This dish is my homage to my first real taste of Japanese food—with a little something different added. My first meal when I arrived in Japan to study, after my host family picked me up, was at a soba-ya (noodle restaurant), but a little fancier than what you might imagine a ramen house to be. They brought out these giant boats full of cold soaked noodles and ponzu sauce with freshly grated horseradish and all this tempura. It was the biggest thing I had ever seen. The naru (cold) soba was so good, it is, to this day, one of my favorite things to eat in the whole world, even in the winter. The chili vinaigrette is also one of my favorite condiments and salad dressings. It’s really more Chinese and Korean than Japanese, but I love the depth of flavors in it, so I thought it would be a really great combination with the noodles.
To make the chili vinaigrette, whisk together the sesame oil, bean sauce, vinegar, sugar, and salt in a small bowl until blended. Makes about 1 cup. (
Bring 4 quarts of salted water to a boil in a large pot. Fill a large stainless steel bowl with ice water.

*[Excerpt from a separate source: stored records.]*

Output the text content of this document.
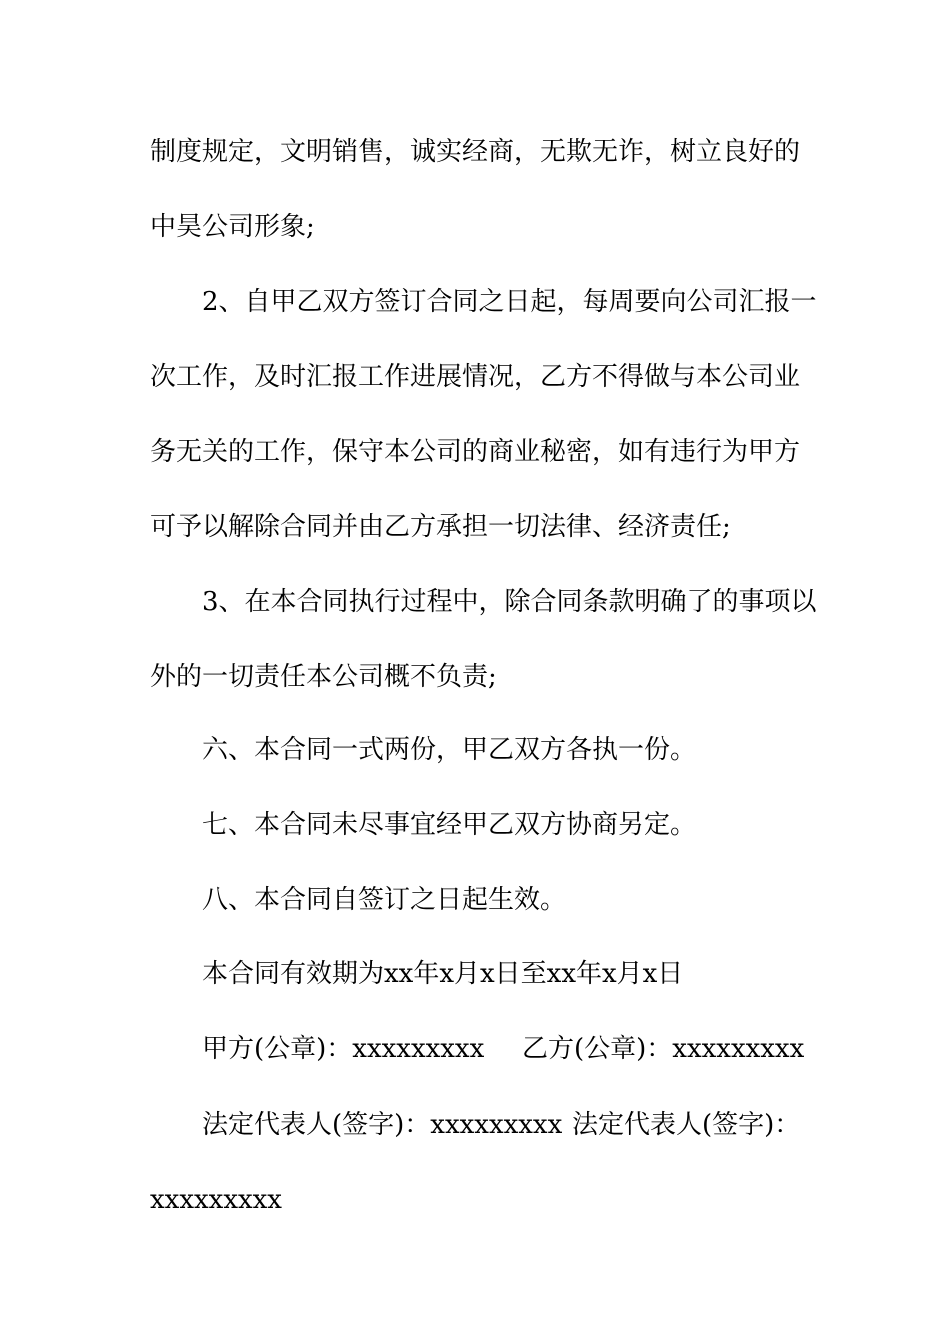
制度规定，文明销售，诚实经商，无欺无诈，树立良好的
中昊公司形象;
2、自甲乙双方签订合同之日起，每周要向公司汇报一
次工作，及时汇报工作进展情况，乙方不得做与本公司业
务无关的工作，保守本公司的商业秘密，如有违行为甲方
可予以解除合同并由乙方承担一切法律、经济责任;
3、在本合同执行过程中，除合同条款明确了的事项以
外的一切责任本公司概不负责;
六、本合同一式两份，甲乙双方各执一份。
七、本合同未尽事宜经甲乙双方协商另定。
八、本合同自签订之日起生效。
本合同有效期为xx年x月x日至xx年x月x日
甲方(公章)：xxxxxxxxx 乙方(公章)：xxxxxxxxx
法定代表人(签字)：xxxxxxxxx 法定代表人(签字)：
xxxxxxxxx
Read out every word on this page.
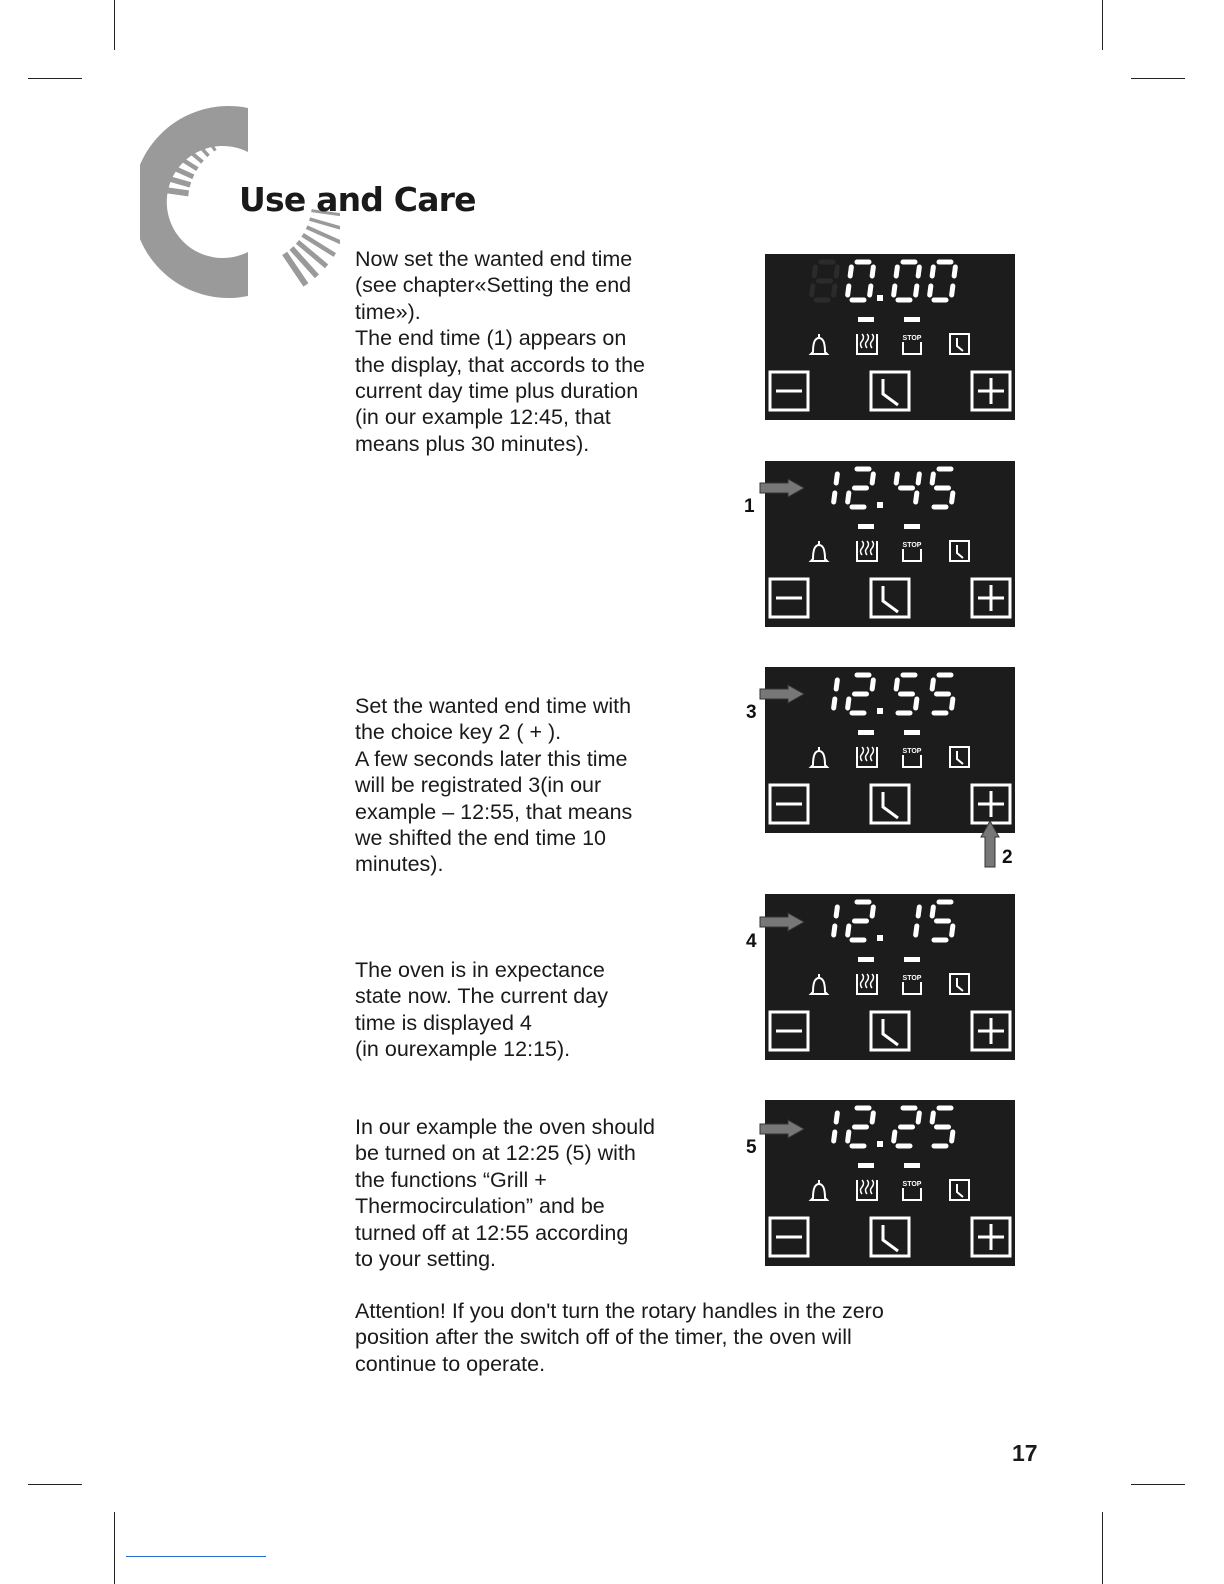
Use and Care
Now set the wanted end time
(see chapter«Setting the end
time»).
The end time (1) appears on
the display, that accords to the
current day time plus duration
(in our example 12:45, that
means plus 30 minutes).
Set the wanted end time with
the choice key 2 ( + ).
A few seconds later this time
will be registrated 3(in our
example – 12:55, that means
we shifted the end time 10
minutes).
The oven is in expectance
state now. The current day
time is displayed 4
(in ourexample 12:15).
In our example the oven should
be turned on at 12:25 (5) with
the functions “Grill +
Thermocirculation” and be
turned off at 12:55 according
to your setting.
Attention! If you don't turn the rotary handles in the zero
position after the switch off of the timer, the oven will
continue to operate.
STOP
STOP
STOP
STOP
STOP
1
3
2
4
5
17
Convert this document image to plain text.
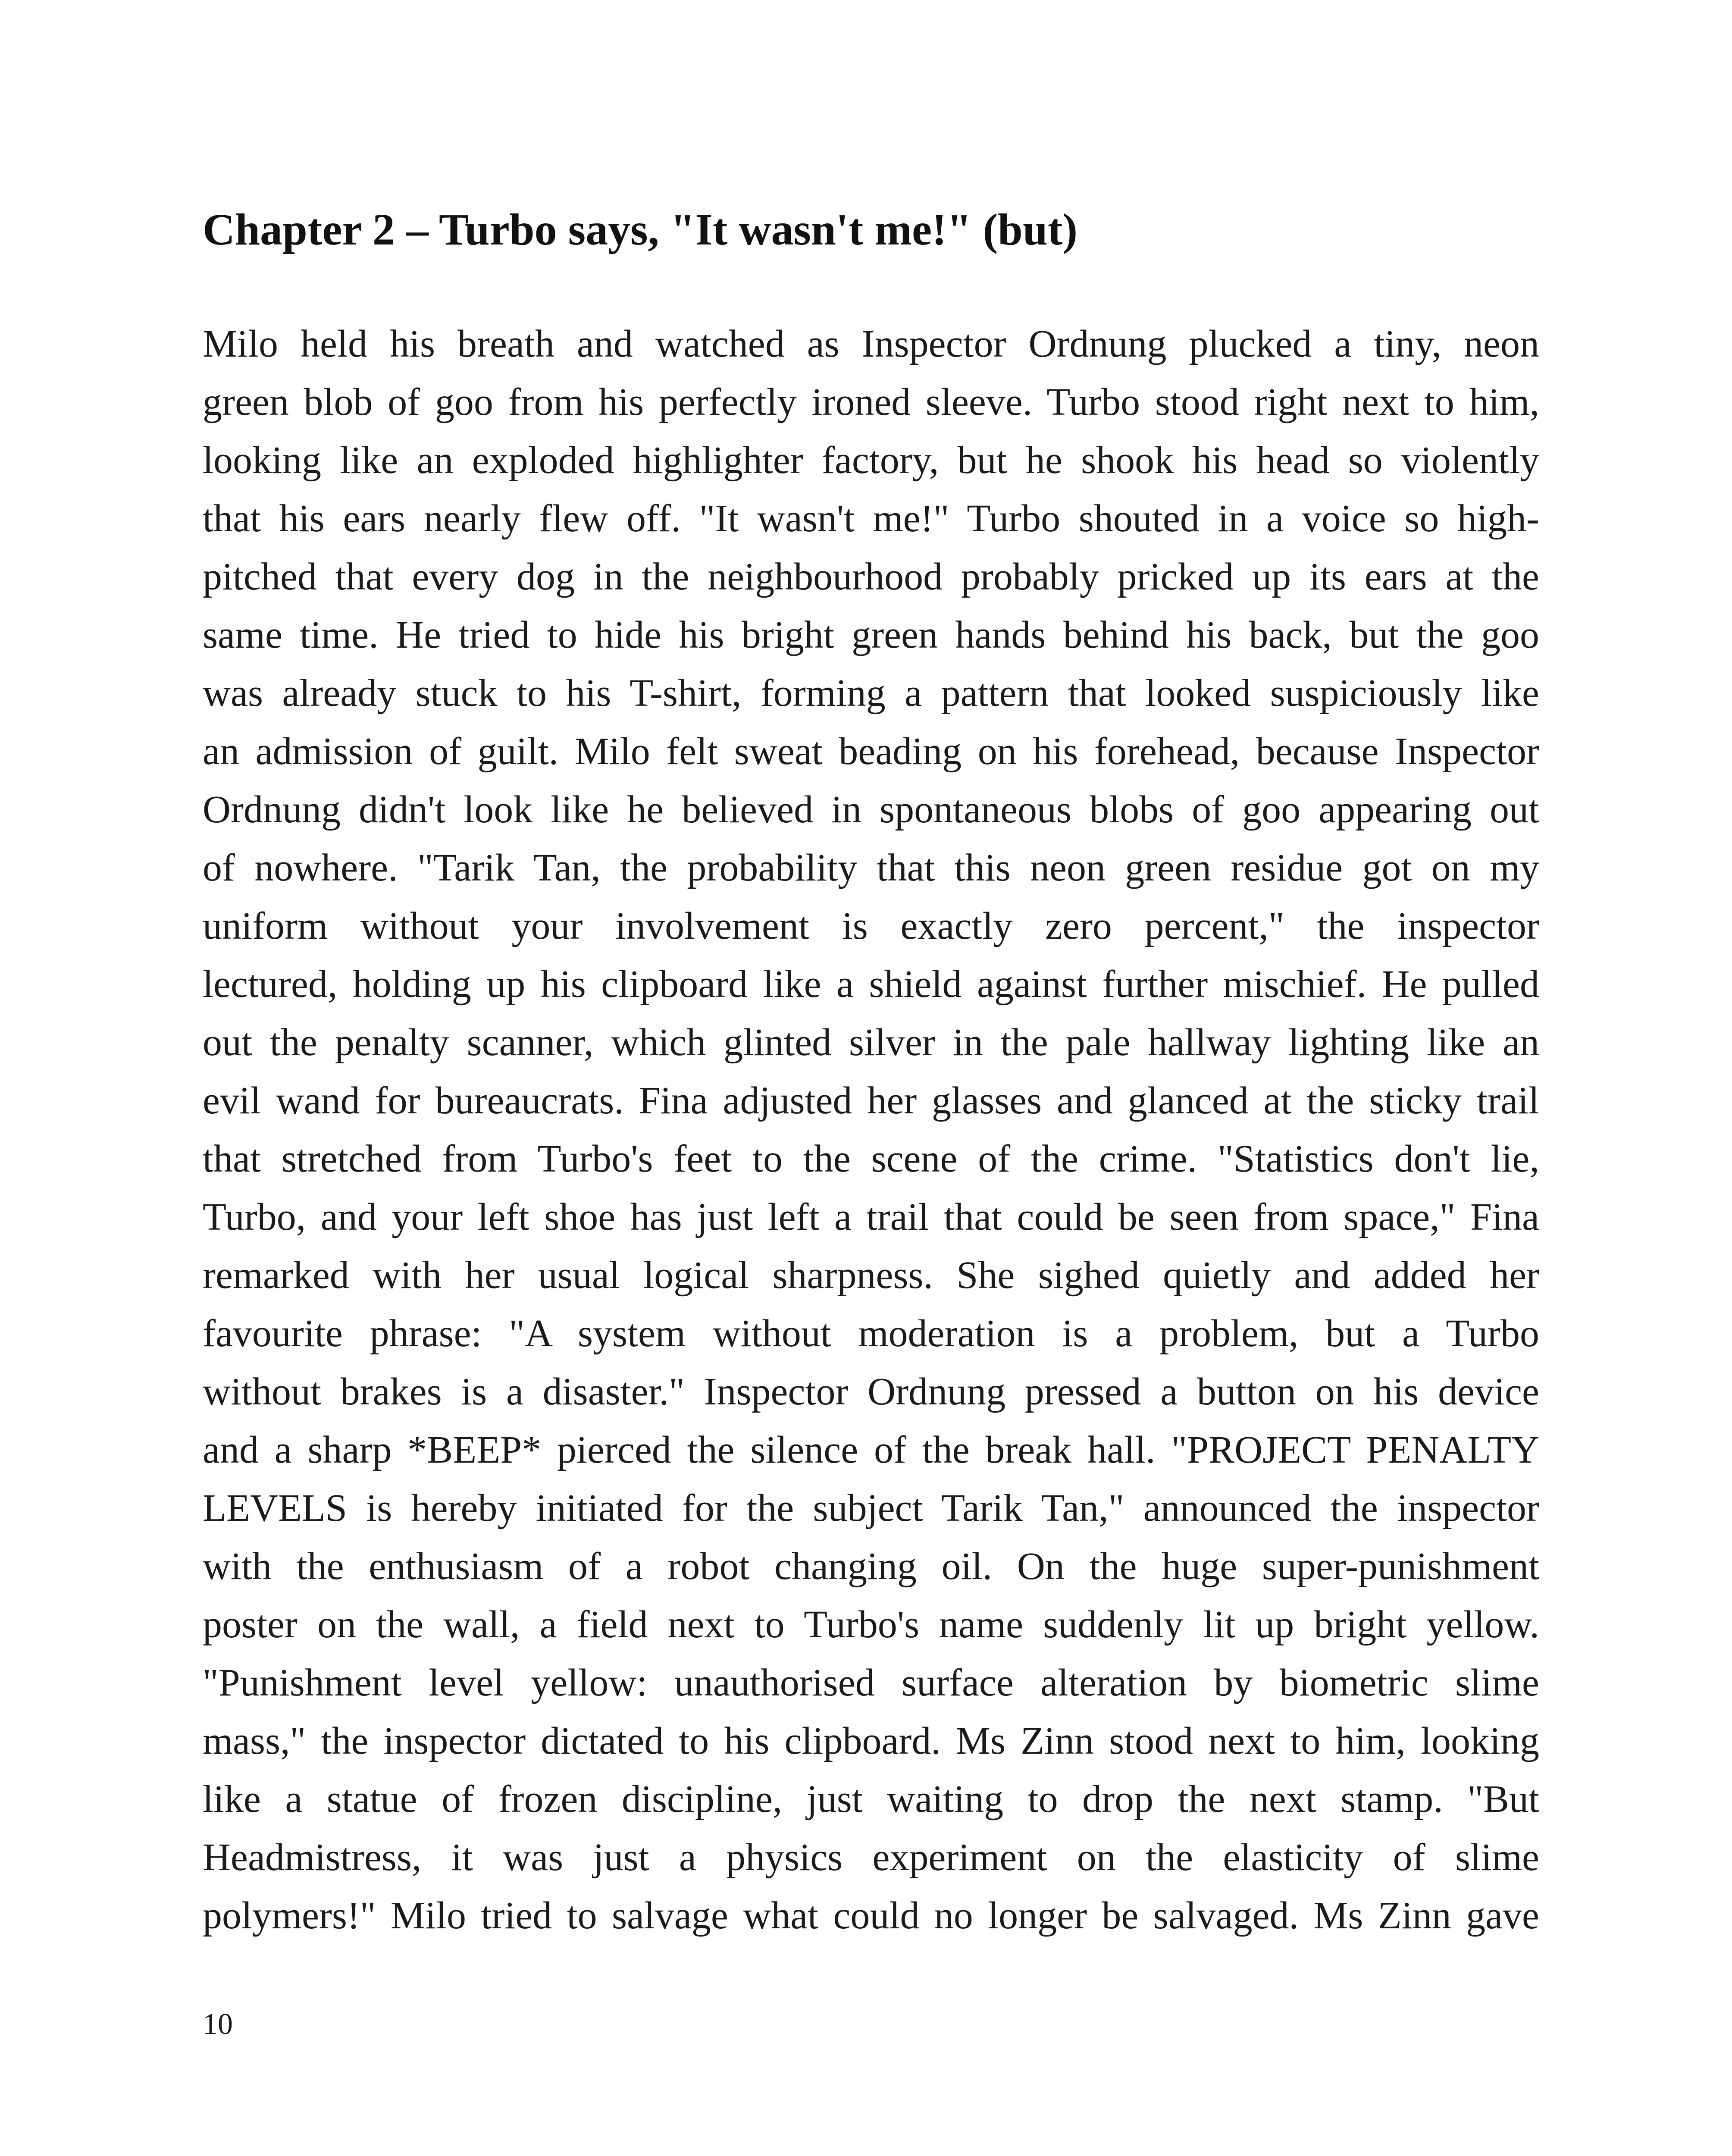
Chapter 2 – Turbo says, "It wasn't me!" (but)
Milo held his breath and watched as Inspector Ordnung plucked a tiny, neon
green blob of goo from his perfectly ironed sleeve. Turbo stood right next to him,
looking like an exploded highlighter factory, but he shook his head so violently
that his ears nearly flew off. "It wasn't me!" Turbo shouted in a voice so high-
pitched that every dog in the neighbourhood probably pricked up its ears at the
same time. He tried to hide his bright green hands behind his back, but the goo
was already stuck to his T-shirt, forming a pattern that looked suspiciously like
an admission of guilt. Milo felt sweat beading on his forehead, because Inspector
Ordnung didn't look like he believed in spontaneous blobs of goo appearing out
of nowhere. "Tarik Tan, the probability that this neon green residue got on my
uniform without your involvement is exactly zero percent," the inspector
lectured, holding up his clipboard like a shield against further mischief. He pulled
out the penalty scanner, which glinted silver in the pale hallway lighting like an
evil wand for bureaucrats. Fina adjusted her glasses and glanced at the sticky trail
that stretched from Turbo's feet to the scene of the crime. "Statistics don't lie,
Turbo, and your left shoe has just left a trail that could be seen from space," Fina
remarked with her usual logical sharpness. She sighed quietly and added her
favourite phrase: "A system without moderation is a problem, but a Turbo
without brakes is a disaster." Inspector Ordnung pressed a button on his device
and a sharp *BEEP* pierced the silence of the break hall. "PROJECT PENALTY
LEVELS is hereby initiated for the subject Tarik Tan," announced the inspector
with the enthusiasm of a robot changing oil. On the huge super-punishment
poster on the wall, a field next to Turbo's name suddenly lit up bright yellow.
"Punishment level yellow: unauthorised surface alteration by biometric slime
mass," the inspector dictated to his clipboard. Ms Zinn stood next to him, looking
like a statue of frozen discipline, just waiting to drop the next stamp. "But
Headmistress, it was just a physics experiment on the elasticity of slime
polymers!" Milo tried to salvage what could no longer be salvaged. Ms Zinn gave
10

Once the water has come to a boil, add the noodles and cook until al dente, about 4 minutes. Using a spider (or drain in a colander), transfer the noodles from the boiling water to the ice water and let sit until completely cool. (
Place the noodles in a large mixing bowl and toss with 1/2 to 1 cup of the chili vinaigrette, depending on how you are serving. If serving simply, use less dressing as it is quite spicy. Serve in individual bowls topped with scallions and peanuts if desired.